Capítulo 4

Cecília

Há alguns meses eu cheguei aqui na casa dos meus pais e diferente do que pensei, fui muito bem recebida, sem muitas perguntas ou julgamentos, como eles faziam quando eu namorava aquele traste. Ah se eu pudesse voltar no tempo e dar ouvidos aos meus pais... Não, senão eu não teria tido a minha Gio, e o meu amor por ela, superava qualquer adversidade de qualquer momento da minha vida.

E por falar nela, desde o primeiro momento que eu coloquei meus pés aqui, não parei de ligar para orfanatos locais e até das cidades mais à frente, porém não alcancei nem sequer um fio de sucesso. Na maioria dos locais, eles não podiam dar tais informações e nas outras, quando eu finalmente aprendi a implorar e fiz minha narrativa rotineira, eles não tinham dados nem sequer similares ao da minha menininha.

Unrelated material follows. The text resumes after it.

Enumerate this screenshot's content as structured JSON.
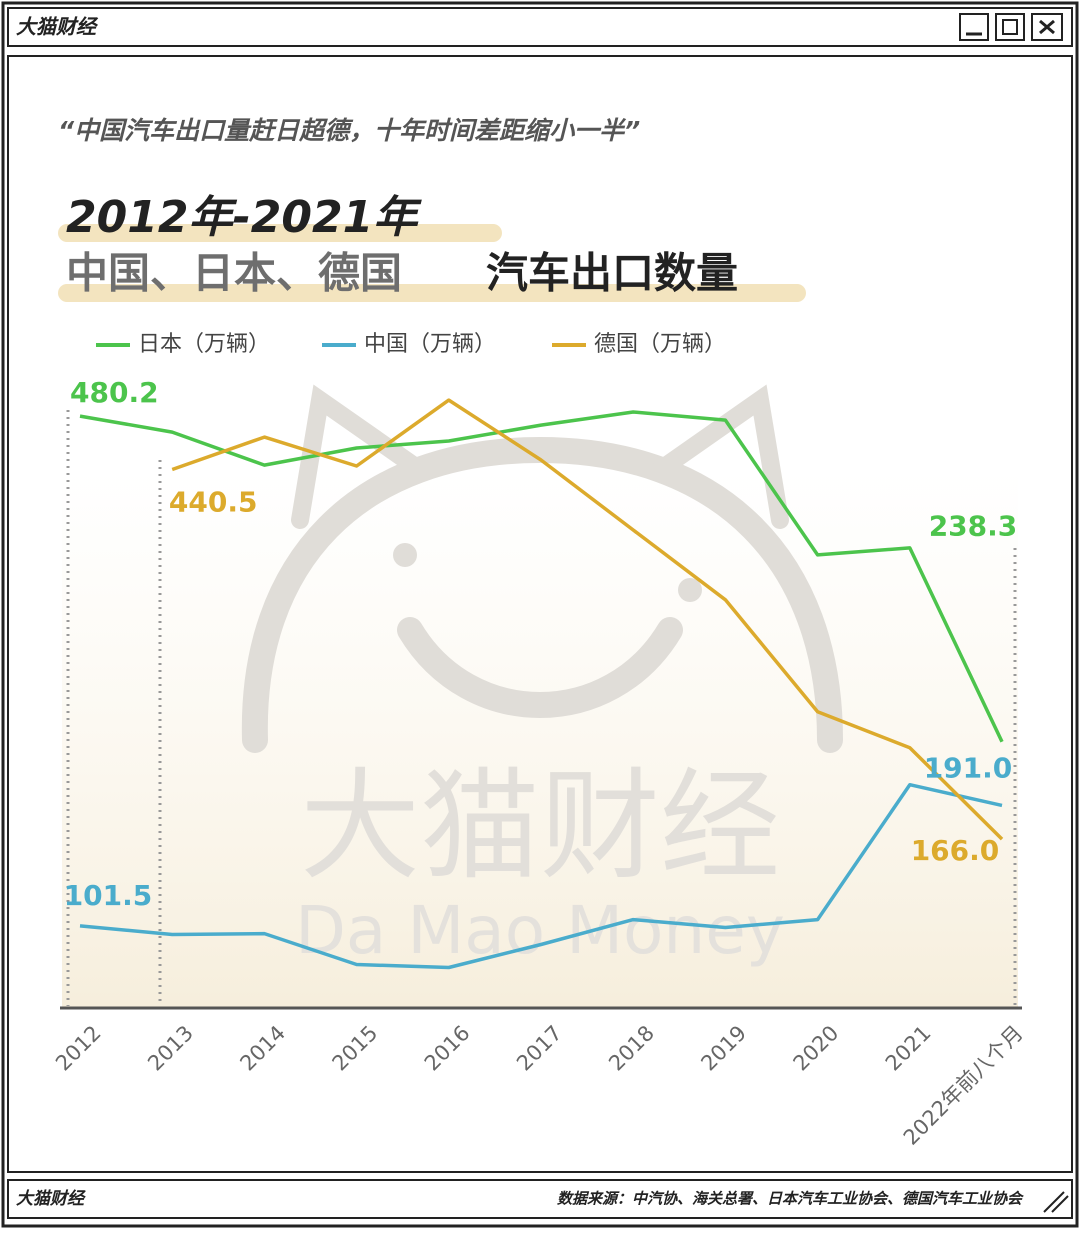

Eu realmente não tinha como dar muitas informações dela, pois foi tirada de mim logo após o parto. Mas eu sentia que estava chegando perto. Ou pelo menos, queria acreditar nisso.

Não eram nem oito horas da manhã e eu já estava pendurada no telefone, com o meu smartphone acesso. Na tela, uma lista de números dos orfanatos mais próximos que pesquisei no g****e. Desligava de uma ligação quando meu pai adentrou a cozinha.

— Bom dia filha, começou mais cedo hoje? Quer ajuda com a lista nova? — meu pai perguntou enquanto dava um beijo no topo da minha cabeça e eu pensava, quando eu poderia fazer o mesmo com a minha garotinha?

— Bom dia pai, não sei, acho que comecei no horário de sempre, não estou muito ligada nisso, só não consigo dormir. E não, muito obrigada, deixa que eu quero insistir de um em um, sozinha. Com você, eles podem achar suspeito, ou coisa do tipo... — respondi meu pai sem prestar muita atenção nele. Meus dedos já digitavam outro número nesse momento.

Uma senhora com uma voz doce me atendeu, enquanto meu pai puxava a cadeira à minha frente, me observando. Narrei todo o meu roteiro novamente com ela, e a resposta foi a de sempre. “Não podemos liberar essas informações, mas desejamos sorte em sua busca!”, insisti mais um pouco, o meu sexto sentido nunca falhara e eu sabia que ela era muito gentil pra deixar uma mãe desesperada sem respostas.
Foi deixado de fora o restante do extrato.